Theranostics 2017; 7(9):2524-2536. doi:10.7150/thno.19856
Rapid In Situ MRI Traceable Gel-forming Dual-drug Delivery for Synergistic Therapy of Brain Tumor
1. Institute of Medical Science and Technology, National Sun Yat-sen University, Kaohsiung 80424, Taiwan;
2. Department of Neurosurgery, Chang Gung Memorial Hospital, Keelung 20401, Taiwan
School of Medicine, Chang Gung University, Taoyuan 33302, Taiwan
3. Department of Neurosurgery, Linkou Chang Gung Memorial Hospital, Taoyuan 33305, Taiwan. School of Medicine, Chang Gung University, Taoyuan 33302, Taiwan;
4. Department of Medicinal and Applied Chemistry, Kaohsiung Medical University, Kaohsiung 80708, Taiwan.

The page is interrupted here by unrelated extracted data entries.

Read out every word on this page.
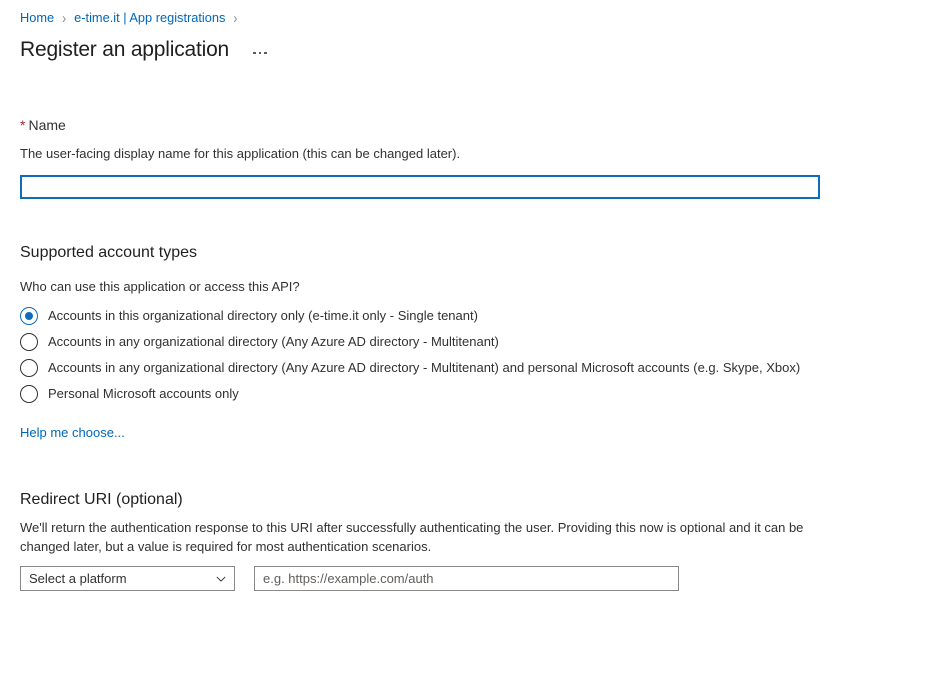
Home › e-time.it | App registrations ›
Register an application
* Name
The user-facing display name for this application (this can be changed later).
Supported account types
Who can use this application or access this API?
Accounts in this organizational directory only (e-time.it only - Single tenant)
Accounts in any organizational directory (Any Azure AD directory - Multitenant)
Accounts in any organizational directory (Any Azure AD directory - Multitenant) and personal Microsoft accounts (e.g. Skype, Xbox)
Personal Microsoft accounts only
Help me choose...
Redirect URI (optional)
We'll return the authentication response to this URI after successfully authenticating the user. Providing this now is optional and it can be changed later, but a value is required for most authentication scenarios.
Select a platform
e.g. https://example.com/auth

* These authors contributed equally.
Lin FW, Chen PY, Wei KC, Huang CY, Wang CK, Yang HW. Rapid In Situ MRI Traceable Gel-forming Dual-drug Delivery for Synergistic Therapy of Brain Tumor. Theranostics 2017; 7(9):2524-2536. doi:10.7150/thno.19856. Available from https://www.thno.org/v07p2524.htm
Preventing tumor recurrence after surgical resection of a brain tumor is a significant clinical challenge because current methods deliver chemotherapeutic agents in a rapid manner and are not effective against the residual tumor cells. To overcome this drawback, we report a simple method to prepare magnetic resonance imaging (MRI) traceable ultra-thermosensitive hydrogels with rapid gelation ability from aqueous solution within 4 s at 28 °C for hydrophilic (epirubicin, EPI) and hydrophobic (paclitaxel, PTX) drugs co-delivery with bovine serum albumin nanoparticles (BSA NPs) incorporation. The results showed the average survival of gliosarcoma-bearing (MBR 614 or U87) mice receiving BSA/PTX NPs incorporated hydrogelGd/EPI increased to 63 days or 69 days with no tumor recurrence observed. Our synergistic strategy presents a new approach to the development of a local drug delivery system for the prevention of brain tumor recurrence.
Keywords: Thermosensitivity hydrogels, MRI traceability, sustained drug release, tumor recurrence, brain tumor.